Debutta allo stand Ferrari del Salone di Ginevra la rivoluzionaria FF a trazione integrale e carrozzeria shooting-brake.

In barba ai proclami di qualche tempo fa, che avevano negato la possibilità di unaFerrari a trazione integrale, la FF presentata al Salone di Ginevra 2011 rappresenta la prima vettura con le quattro ruote motrici sviluppata a Maranello.

E’ il segnale dei tempi che cambiano e impongono anche a un costruttore altisonante come Ferrari di rispondere alle esigenze del mercato.

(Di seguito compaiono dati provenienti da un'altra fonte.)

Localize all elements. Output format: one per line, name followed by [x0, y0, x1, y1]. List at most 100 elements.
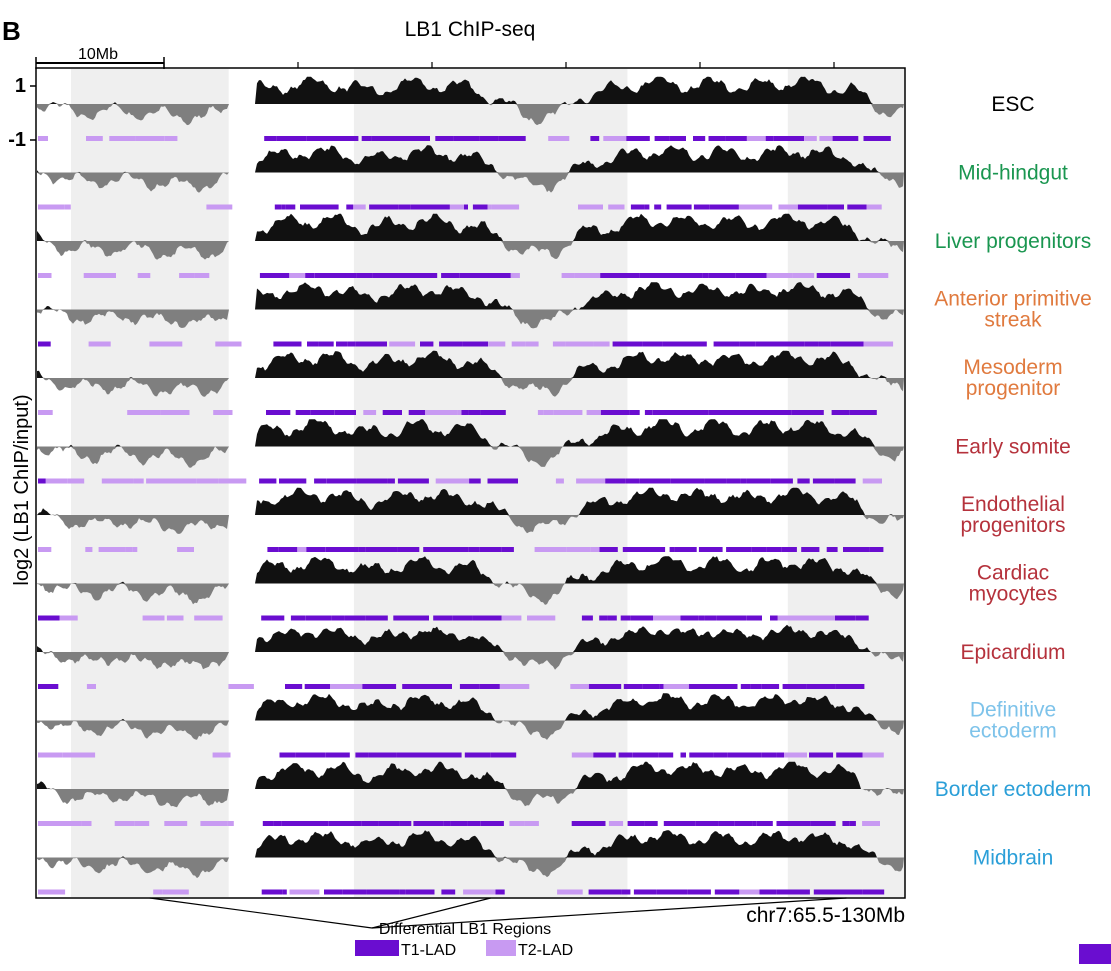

D’altra parte, la concorrenza avanza, e in questo settore non si può tenere fuori dal listino una soluzione tecnica tanto apprezzata su altri marchi blasonati.

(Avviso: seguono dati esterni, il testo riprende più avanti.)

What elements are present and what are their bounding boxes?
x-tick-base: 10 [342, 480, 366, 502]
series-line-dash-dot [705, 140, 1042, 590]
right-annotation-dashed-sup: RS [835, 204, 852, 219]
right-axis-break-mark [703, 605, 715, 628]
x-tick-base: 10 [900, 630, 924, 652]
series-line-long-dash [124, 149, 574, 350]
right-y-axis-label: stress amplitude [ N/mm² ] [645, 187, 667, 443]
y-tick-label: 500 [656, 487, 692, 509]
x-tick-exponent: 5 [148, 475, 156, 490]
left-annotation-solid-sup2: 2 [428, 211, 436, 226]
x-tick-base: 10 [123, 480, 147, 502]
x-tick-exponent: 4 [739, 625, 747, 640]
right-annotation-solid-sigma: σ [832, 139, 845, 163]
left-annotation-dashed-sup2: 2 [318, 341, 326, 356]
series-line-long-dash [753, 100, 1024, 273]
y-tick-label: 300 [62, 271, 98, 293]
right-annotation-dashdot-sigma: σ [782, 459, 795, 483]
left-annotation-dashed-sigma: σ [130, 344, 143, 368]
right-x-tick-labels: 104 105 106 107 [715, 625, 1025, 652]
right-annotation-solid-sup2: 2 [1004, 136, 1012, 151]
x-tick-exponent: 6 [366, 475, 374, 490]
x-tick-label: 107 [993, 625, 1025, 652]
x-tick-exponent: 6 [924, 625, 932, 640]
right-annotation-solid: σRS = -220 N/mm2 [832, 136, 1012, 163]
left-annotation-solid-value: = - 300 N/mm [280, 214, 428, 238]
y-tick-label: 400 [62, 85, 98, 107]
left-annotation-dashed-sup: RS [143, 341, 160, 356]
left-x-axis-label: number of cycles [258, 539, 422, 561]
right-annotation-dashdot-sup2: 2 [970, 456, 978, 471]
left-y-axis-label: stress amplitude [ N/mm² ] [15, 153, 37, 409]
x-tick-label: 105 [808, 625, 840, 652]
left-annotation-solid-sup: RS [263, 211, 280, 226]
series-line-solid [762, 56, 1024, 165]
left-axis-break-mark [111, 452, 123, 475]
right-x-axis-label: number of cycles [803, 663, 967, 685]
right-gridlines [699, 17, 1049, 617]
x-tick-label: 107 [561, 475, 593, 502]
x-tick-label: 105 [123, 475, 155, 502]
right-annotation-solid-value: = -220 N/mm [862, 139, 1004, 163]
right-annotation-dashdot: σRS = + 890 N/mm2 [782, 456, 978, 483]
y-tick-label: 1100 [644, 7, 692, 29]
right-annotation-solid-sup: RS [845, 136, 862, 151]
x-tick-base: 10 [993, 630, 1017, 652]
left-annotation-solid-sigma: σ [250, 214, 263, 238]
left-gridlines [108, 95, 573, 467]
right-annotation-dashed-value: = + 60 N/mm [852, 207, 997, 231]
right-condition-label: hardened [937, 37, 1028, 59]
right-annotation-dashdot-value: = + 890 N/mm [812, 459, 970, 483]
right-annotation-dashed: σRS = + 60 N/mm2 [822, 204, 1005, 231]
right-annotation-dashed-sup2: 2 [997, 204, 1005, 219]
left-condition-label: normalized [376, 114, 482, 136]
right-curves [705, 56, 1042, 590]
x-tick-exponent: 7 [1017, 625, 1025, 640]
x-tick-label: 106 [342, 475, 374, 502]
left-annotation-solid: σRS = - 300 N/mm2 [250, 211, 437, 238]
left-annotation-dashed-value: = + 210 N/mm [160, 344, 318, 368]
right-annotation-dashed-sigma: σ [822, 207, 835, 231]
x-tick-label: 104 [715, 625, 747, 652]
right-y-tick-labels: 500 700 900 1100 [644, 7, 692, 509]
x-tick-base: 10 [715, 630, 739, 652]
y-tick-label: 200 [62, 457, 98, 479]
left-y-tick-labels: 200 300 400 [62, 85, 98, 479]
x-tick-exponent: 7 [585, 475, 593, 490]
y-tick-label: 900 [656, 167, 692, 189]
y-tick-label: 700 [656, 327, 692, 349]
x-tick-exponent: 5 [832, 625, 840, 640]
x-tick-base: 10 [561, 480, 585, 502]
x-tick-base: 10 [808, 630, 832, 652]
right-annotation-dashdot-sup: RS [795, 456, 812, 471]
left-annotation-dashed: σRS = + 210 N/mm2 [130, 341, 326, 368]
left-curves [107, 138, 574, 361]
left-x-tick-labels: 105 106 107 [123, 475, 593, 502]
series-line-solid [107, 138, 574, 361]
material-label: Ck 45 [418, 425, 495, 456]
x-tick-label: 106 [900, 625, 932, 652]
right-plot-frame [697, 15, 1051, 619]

Così, dalle parti di Maranello hanno pensato di sviluppare un sistema di trazione nuovo, con il 53% della trazione affidato all’asse posteriore, tanto per far capire che sono sempre le ruote dietro che comandano, ed un peso inferiore del 50% rispetto a quelli convenzionali.

Come se non bastasse, hanno preferito un corpo vettura shooting-brake ad uno tradizionale. Il risultato? Un’auto inedita, originale, che deve essere recepita, ma che offre una vivibilità fino ad ora sconosciuta alle altre sportive Made in Maranello.

Grazie ad un bagagliaio con un volume utile di 440 litri espandibile ad 800 litri, la FF ha un range d’utilizzo illimitato: può essere utilizzata per un viaggio, per andare in ufficio, e perfino per andare a sciare. Ecco, ancora una volta Ferrari ha guardato avanti con un’auto nuova in tutti i sensi, che conquisterà anche chi non aveva mai pensato ad una Ferrari.

Dal vivo poi, le sue forme avvolgenti le rendono più giustizia che in foto ed anche se i volumi non sono quelli di una 458 Italia o di una 599 GTB Fiorano, si percepisce da qualunque prospettiva che è una vettura del Cavallino. Per i più scettici poi, basterà ascoltare il rombo del V12 da 660 CV per convincersi che anche lei è una Ferrari di razza.